A Declinação equatorial de Saturno, Urano, Netuno e Plutão entre 1900 e 2050, em que Plutão, em Leão, atinge a máxima declinação norte em abril-maio de 1947, juntamente com Urano e Saturno, cruzando o Equador Celeste no rumo do sul do Mundo em novembro-dezembro de 1987, em Escorpião, atingindo a máxima declinação sul em outubro-novembro de 2032, em Aquário.
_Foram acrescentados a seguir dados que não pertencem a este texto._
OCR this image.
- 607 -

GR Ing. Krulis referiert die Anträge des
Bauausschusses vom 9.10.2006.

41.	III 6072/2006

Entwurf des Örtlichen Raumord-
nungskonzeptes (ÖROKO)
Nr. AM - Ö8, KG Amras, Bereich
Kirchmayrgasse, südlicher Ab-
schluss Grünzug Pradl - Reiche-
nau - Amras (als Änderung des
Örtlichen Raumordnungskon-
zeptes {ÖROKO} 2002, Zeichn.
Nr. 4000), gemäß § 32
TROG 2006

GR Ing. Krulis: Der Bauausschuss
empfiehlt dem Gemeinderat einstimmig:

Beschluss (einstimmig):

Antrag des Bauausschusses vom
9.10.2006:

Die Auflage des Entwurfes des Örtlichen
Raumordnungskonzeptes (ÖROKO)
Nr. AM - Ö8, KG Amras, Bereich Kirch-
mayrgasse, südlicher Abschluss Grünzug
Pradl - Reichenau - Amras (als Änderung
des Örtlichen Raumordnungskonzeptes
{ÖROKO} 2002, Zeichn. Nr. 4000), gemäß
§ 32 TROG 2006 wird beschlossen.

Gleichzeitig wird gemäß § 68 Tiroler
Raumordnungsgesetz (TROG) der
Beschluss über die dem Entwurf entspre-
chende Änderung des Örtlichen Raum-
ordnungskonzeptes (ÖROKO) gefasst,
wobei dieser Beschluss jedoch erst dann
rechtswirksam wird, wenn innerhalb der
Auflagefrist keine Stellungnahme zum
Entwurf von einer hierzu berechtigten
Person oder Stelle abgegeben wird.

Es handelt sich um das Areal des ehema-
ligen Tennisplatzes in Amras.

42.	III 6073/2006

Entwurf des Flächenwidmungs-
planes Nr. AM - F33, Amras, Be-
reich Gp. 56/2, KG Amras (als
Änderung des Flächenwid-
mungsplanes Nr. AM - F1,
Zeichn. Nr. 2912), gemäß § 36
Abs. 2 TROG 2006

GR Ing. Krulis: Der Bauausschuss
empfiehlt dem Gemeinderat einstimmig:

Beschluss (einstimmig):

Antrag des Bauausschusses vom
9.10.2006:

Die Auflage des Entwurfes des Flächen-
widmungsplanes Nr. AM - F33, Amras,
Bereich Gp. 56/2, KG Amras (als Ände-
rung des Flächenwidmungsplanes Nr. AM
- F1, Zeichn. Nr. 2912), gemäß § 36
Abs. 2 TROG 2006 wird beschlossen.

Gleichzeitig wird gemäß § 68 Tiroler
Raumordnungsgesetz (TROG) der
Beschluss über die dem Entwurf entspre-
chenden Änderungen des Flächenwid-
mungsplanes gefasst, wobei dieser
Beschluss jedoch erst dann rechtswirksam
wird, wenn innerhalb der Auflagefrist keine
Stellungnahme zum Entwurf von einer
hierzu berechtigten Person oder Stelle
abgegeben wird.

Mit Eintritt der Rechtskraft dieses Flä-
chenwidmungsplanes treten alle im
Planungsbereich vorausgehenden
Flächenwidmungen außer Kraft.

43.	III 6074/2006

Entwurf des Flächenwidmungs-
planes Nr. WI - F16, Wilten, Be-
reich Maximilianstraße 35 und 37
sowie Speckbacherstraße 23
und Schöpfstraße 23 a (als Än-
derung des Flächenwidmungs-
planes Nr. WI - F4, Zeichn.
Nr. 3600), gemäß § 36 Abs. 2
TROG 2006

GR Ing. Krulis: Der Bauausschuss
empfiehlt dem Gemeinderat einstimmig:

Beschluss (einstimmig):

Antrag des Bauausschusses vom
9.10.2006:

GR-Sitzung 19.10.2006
O paroxismo de violência da Segunda Grande Guerra atinge o seu esplendor com a explosão atômica sobre o Japão, inaugurando o medo universal do autoextermínio, que hoje chamamos de Guerra Fria; em 1987, a Perestroika e o tratado, entre os Estados Unidos e a combalida União Soviética, que eliminaria, dali em diante, a produção armas nucleares de médio alcance.

             No início do século XX, Netuno em Leão e Plutão em Câncer se encontram em Paralelo de Declinação com entre 1917 e 1918, quando explode a familiar carnificina dos primos na Europa, e, na Rússia, fuzila-se a família real e se funda a União dos Sovietes dos operários, camponeses e soldados; o Contra Paralelo de Netuno com Plutão, com Netuno em Escorpião e Plutão em Virgem, ocorre ao redor de 1967, início da Guerra do Vietnam e a exportação da Doutrina de Segurança Nacional norte americana para todos os países sob seu domínio; e, novamente o Paralelo, ao sul do Equador, ocorre ao redor de 2006, quando se estabelece o clima da Guerra ao Terror, onde o inimigo e a vítima são qualquer um. O próximo Paralelo de Declinação Equatorial entre ambos ocorre somente em 2108.

             Urano, que começa o século XX na máxima declinação sul, se encontra em Paralelo  de Declinação com Netuno em 1933, em Áries e Virgem, quando , do caos gerado pela profunda crise econômica brotam nazistas e fascistas, de início amados pelos que combatiam o comunismo soviético; e Urano se encontra em Paralelo de Declinação com Plutão entre 1946 e 1952, quando Urano passa de Gêmeos a Câncer e Plutão transita em Leão: a guerra se transforma pelo uso da bomba atômica, gerando estratégias baseadas no terror da destruição total, promovendo  conflitos limitados e não declarados que, de certa forma, evitam a guerra absoluta e definitiva.

Saturno junta-se a Urano e Plutão, na máxima declinação norte, no início da era atômica, e se junta a Netuno e Urano, na máxima declinação sul, no final dos anos 80, na queda do Muro de Berlim e nos primeiros passos da rede mundial de computadores.

PARALELOS DE LATITUDE ECLÍPTICA

PARALELOS DE LATITUDE

             Plutão inicia o século XX a dez graus de latitude sul cruza a Eclíptica no rumo do norte em setembro de 1930 no signo de Câncer, recebendo no entorno desses anos o Paralelo e o Contra Paralelo de Latitude de todos os outros planetas que, como se vê, permanecem muito próximos do plano estabelecido pela eclíptica, ao contrário de Plutão que se afasta muito desse plano, chegando a 17 graus e 39 minutos ao norte da eclíptica entre 1978-1979; cruza novamente a eclíptica no rumo do sul entre 2017-2018, chegando à máxima latitude sul ao redor de 2080. Portanto, entre 2017 e 2020 recebe paralelos de todos os outros planetas, o que aconteceu pela última vez entre 1929 e 1932. O mínimo que se pode dizer dessa passagem de Plutão pela linha da Eclíptica é de que nada será como antes: No Brasil ocorreu a Revolução de 3 de outubro que levou Getúlio Vargas ao poder, e, na Alemanha, Hitler tornava-se Chanceler do Reich.